Yo me encontraba bien, tranquilo, sosegado, y hasta feliz, pero, no era fácil vivir sin saber la
verdad. Todos me hacían preguntas, pequeños interrogatorios, a las que no era capaz de
responder. Aún no había podido hablar con nadie cercano, tampoco los extrañaba demasiado,
pero sentía la necesidad de tener algún vínculo afectivo.
Ni siquiera me había percatado de las esposas en mis muñecas, de los pequeños cortes en los
brazos, ya casi sellados por las costras, y mucho menos aún, que me faltaba una de mis
piernas. ¡Estaba mutilado!, la maldita silla de ruedas me había tenido alejado de la realidad.
La puerta se abrió lentamente y una mujer de unos cuarenta entró silbando, cerró tras de ella
con el tacón. Se acercó a mí y me dijo al oído:
– sé que fuiste tú, no te vas a librar, por mucho que disimules, sé que fuiste tú.
No sabía de qué me hablaba, ¡otra vez la misma historia! Mis neuronas no se unían para
mostrarme de lo que era culpable.
Retrocedió unos pasos, se colocó a mi espalda. Me puse a temblar, aquella joven parecía muy
afectada. Solo la podía ver en el reflejo de uno de los espejos, inmóvil tras de mi nuca,
susurrando una especie de rezo, lo repetía una y otra vez de forma compulsiva. Las primeras
gotas de sudor hicieron aparición en mi cuerpo. Fue la primera vez que fui consciente que
estaba en peligro. Suspiró fuerte, lo siguiente que note fue su mano en mi garganta, estirando
mi cuello, desplegando toda su fuerza sobre mi frente. Oí un chasquido y sentí quebrar mi
columna, mis brazos y piernas se entumecieron. Podía moverlos, pero a duras penas respiraba,
la presión de su cuerpo sobre el mío me lo impedía.

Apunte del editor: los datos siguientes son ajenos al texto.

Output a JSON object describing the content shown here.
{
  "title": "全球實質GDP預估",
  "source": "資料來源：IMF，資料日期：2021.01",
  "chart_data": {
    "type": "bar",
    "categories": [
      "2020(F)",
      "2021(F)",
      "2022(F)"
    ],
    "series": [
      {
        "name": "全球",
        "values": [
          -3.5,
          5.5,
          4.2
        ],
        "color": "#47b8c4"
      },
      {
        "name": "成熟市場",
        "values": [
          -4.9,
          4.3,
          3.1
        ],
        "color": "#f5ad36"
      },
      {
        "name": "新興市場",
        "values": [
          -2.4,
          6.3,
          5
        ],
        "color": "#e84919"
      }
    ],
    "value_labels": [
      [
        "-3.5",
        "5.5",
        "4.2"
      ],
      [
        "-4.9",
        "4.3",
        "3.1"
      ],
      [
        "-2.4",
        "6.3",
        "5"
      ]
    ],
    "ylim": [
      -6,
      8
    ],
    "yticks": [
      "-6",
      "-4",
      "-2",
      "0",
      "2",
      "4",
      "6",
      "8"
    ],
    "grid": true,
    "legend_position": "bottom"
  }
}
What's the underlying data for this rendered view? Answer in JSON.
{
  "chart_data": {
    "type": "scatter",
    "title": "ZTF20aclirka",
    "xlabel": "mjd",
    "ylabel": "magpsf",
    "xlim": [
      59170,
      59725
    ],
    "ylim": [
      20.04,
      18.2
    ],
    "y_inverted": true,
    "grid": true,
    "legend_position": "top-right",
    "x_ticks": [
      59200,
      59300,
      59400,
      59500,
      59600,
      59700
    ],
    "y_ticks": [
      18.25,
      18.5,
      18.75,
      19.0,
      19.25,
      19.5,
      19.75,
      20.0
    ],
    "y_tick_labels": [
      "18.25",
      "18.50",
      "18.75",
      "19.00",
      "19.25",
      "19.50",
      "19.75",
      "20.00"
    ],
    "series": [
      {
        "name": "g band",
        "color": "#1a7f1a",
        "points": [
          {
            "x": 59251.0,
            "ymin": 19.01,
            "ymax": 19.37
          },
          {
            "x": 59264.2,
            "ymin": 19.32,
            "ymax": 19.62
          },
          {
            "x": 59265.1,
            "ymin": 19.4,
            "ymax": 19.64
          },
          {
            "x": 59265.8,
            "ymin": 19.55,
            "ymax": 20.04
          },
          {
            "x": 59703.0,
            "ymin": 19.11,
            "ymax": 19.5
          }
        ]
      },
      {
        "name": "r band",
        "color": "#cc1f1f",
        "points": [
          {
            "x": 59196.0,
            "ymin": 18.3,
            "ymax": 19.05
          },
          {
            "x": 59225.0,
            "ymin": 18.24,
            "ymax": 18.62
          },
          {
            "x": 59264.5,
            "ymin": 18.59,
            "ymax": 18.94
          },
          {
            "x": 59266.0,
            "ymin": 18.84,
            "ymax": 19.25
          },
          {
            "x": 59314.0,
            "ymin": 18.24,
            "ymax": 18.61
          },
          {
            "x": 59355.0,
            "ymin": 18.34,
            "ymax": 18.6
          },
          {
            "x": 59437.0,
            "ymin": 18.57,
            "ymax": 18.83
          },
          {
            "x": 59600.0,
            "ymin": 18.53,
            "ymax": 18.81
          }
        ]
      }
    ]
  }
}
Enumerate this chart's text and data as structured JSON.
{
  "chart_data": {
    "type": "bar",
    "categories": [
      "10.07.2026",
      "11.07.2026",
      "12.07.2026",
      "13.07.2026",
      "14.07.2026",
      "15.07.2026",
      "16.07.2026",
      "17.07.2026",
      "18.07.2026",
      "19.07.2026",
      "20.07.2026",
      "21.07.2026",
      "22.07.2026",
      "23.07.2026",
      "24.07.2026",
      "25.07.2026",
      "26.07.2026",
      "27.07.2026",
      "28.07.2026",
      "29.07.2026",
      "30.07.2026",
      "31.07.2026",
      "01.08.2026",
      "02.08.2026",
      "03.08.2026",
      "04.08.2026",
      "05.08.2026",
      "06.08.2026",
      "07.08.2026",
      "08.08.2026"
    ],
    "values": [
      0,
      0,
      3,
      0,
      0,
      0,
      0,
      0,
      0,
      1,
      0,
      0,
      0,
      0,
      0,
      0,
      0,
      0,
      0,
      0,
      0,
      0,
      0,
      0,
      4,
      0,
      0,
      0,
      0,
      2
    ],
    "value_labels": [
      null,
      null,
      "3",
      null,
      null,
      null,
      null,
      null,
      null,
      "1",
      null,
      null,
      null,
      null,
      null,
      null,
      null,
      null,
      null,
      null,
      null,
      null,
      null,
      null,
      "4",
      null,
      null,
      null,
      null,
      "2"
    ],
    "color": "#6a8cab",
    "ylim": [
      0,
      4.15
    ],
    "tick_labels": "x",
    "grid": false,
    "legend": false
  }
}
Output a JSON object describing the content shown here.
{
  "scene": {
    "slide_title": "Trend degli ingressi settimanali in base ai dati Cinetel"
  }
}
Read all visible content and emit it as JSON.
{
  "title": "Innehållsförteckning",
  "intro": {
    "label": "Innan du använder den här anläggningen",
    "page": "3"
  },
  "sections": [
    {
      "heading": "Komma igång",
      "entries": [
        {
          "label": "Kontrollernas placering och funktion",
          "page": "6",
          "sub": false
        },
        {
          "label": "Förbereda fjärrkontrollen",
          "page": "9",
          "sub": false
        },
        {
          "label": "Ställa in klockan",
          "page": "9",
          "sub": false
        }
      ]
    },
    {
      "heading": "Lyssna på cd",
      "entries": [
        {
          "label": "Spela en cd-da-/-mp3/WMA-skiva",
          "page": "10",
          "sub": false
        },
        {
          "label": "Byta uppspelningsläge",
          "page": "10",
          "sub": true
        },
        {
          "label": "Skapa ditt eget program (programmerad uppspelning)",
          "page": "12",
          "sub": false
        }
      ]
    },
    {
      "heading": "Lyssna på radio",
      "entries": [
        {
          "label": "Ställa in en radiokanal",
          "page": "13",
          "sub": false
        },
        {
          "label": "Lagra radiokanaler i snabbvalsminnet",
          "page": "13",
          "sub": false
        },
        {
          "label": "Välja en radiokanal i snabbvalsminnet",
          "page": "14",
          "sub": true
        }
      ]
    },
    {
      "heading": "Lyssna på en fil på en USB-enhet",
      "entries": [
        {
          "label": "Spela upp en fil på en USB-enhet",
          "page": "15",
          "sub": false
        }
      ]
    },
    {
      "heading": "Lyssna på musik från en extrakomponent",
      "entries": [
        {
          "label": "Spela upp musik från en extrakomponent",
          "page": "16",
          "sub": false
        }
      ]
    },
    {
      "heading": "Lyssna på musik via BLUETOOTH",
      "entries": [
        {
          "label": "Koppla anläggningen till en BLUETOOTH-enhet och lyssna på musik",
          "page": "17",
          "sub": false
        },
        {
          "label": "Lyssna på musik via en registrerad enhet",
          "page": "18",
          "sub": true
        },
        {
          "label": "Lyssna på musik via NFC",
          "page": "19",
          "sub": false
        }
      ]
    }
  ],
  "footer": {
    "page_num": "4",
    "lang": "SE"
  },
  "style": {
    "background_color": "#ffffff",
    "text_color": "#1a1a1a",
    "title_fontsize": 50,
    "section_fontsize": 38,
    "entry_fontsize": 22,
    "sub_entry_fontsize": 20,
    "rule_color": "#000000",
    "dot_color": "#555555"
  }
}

Grite con todas mis fuerzas, ¡socorro!, ¿alguien me oye?, ¡ayuda! Note como su nariz rozaba
mi cara, volvió a susurrar esa especie de rezo, ahora si lo oía con claridad, era perfectamente
audible.
“Padre nuestro que estás en el cielo...”, repetía una y otra vez.
Empujó la silla ruedas y me colocó frente a frente contra uno de los espejos de la sala. Apretó
mi cuello con todas sus fuerzas y lentamente vi cómo se cerraban mis ojos. En mi pupila la vi a
ella ensangrentada, tirada a mis pies. Mi coche la iluminaba mientras su hija perdía la vida.